レヴェーティン交通相は、新たに、「高速幹線会社」(ロシア国鉄75%−1株出資、トランスマシ25%+1株出資)という国策会社を作って、新車両の70%ほどを国産とする計画に意欲を示している。このトランスマシという会社は、ロシア最大の車両生産会社であるが、総じて技術力は低く、最近では、ロシア国鉄が輸入したシーメンス社製最新車両のロシア国内規格向けマイナーチェンジに失敗するという失態を犯している。このため、ロシア国鉄は、ドイツから予めロシア規格で製作された車両8両を再輸入する羽目に陥った。


レヴェーティンを筆頭とする交通省、経済発展省は、新幹線の国産化を主張するが、運営者側であるロシア国鉄はこれに強硬に反対しており、「高速幹線会社は、まだ会社としての体裁をなしておらず、トランスマシから派遣されたコンサルタントが詰めているだけの仮オフィスのようなものだ」と主張し、「国産化」の掛け声だけが先行する現状に危惧感を表明している。
レヴェーティンは、2007年中に最終的な外資提携相手を指定するとしているが、「高速幹線会社」の今後も含めて、新赤い屋号をめぐっては、ロシア政府側と外資側との激しい攻防が今後とも継続していくと思われる。


【パリ発】
7月19日付ル・モンド紙電子版に拠れば、首都パリを擁するイル・ド・フランス地方の在来線車両の1/4の総モデルチェンジ入れ替え(30年以上振りの新型車両投入!)をカナダのボンバルディア社が担当することが正式発表された。総納入車両数330両(うち、第一次納入数は172両)、契約総額40億ユーロに達する大型プロジェクトだ。新車両の名称は、ヌーヴェル・オトモトリス・トランズィリエンヌ(NAT)=新汎用電車となる。すでに、同社では、イル・ド・フランス地方など数地方において、500両のオトレイル・ア・グランド・キャパシテ(AGC)と呼ばれる新型在来線特急の納入契約を行っており(うち、130両はすでに稼働中)、その技術力が高く評価されている。
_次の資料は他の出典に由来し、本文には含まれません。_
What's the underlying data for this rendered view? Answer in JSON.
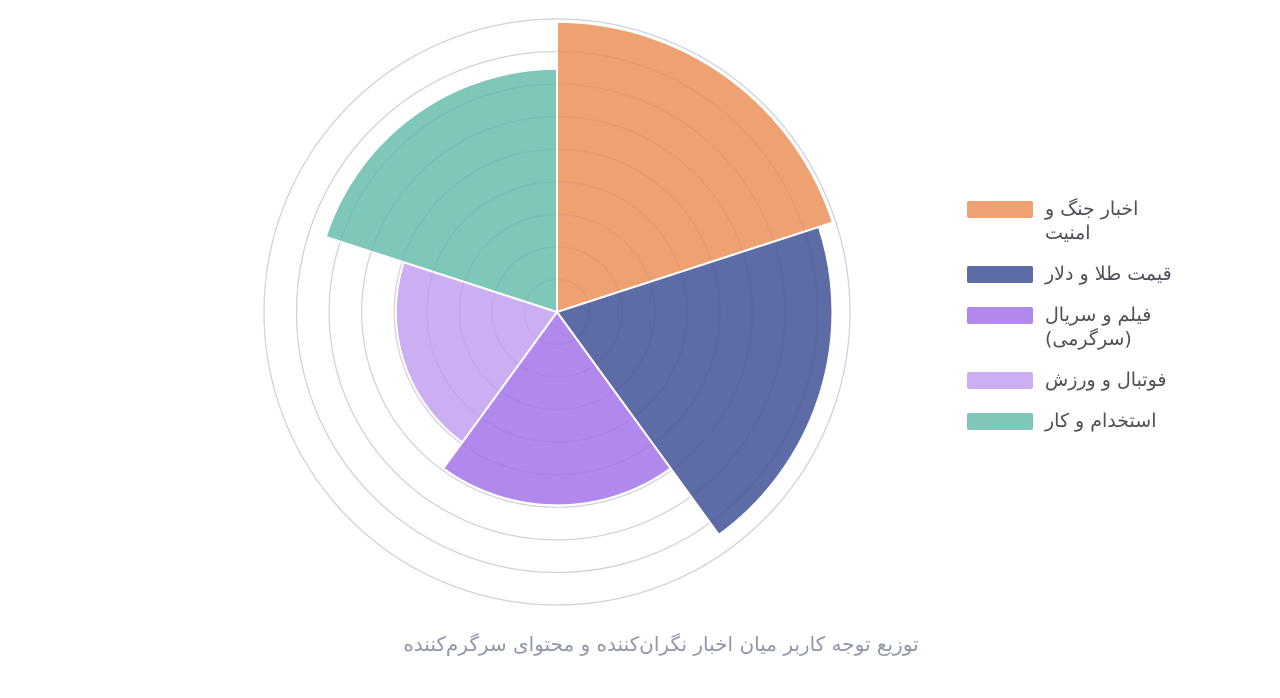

実は、一連のモデルチェンジに当たって、常に負け続けているのが、フランスを代表する重電コンツェルンであるアルストム社だ。

Si ce choix est maintenu, les arguments techniques auront ete finalement plus determinants que ceux lies au patriotisme economique souvent avances par Alstom face a son rival canadien.

もしこの選択が継続されるならば、アルストムがそのライバルのカナダ社に対する優位性として有しているところの
経済愛国主義よりも、技術力をめぐる議論が、最後の雌雄を決する要因となっていくだろう。

単語:
lie a 〜に繋がった
souvenir lies a son enfane 幼年時代に繋がる思い出
le patriotisme economique 経済愛国主義
l'emporter sur 〜に打ち勝つ
Le courage l'a emporte sur la peur. 勇気が恐怖に打ち勝った。
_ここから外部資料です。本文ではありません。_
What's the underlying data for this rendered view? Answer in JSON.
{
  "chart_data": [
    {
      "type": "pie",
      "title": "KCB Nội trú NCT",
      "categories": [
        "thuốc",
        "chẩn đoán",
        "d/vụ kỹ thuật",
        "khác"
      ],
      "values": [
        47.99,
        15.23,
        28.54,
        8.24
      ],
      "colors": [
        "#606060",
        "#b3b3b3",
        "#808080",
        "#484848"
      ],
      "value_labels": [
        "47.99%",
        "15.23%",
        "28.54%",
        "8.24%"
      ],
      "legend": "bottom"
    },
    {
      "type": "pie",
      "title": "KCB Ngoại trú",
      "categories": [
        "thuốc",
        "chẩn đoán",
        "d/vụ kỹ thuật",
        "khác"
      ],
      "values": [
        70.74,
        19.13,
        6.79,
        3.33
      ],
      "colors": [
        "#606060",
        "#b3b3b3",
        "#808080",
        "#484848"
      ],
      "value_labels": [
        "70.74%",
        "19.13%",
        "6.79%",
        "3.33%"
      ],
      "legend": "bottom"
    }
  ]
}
アルストムが高速在来線(レ・トラン・エクスプレス・レギオノ)の開発に困難を来たしている様子が垣間見られるが、アルストムは、トラム生産では絶対的な優位を確保しているようだ。同社のトラムウェイ・シタディスは、最近、アンジュー市とランス市への納入が決まったばかりだ。
そして、そのトラムの生産拠点のひとつは、ポーランドに置かれているのである(アルストムは、ポーランドに7箇所の生産拠点を有し、トラム、地下鉄車両、蒸気タービン、産業用大型鋳物、発電機、発電設備を生産し、同国から全欧向けに年間1億ドルもの輸出を行っている)。


労働者、学生、移民のデモとはほとんど無関係に、過去最高益を吐き出し続けるフランス企業、その秘密は、世界的な規模での事業展開にある。モンディアリザシオン(グローバリゼーション)は、加速化するばかりだ。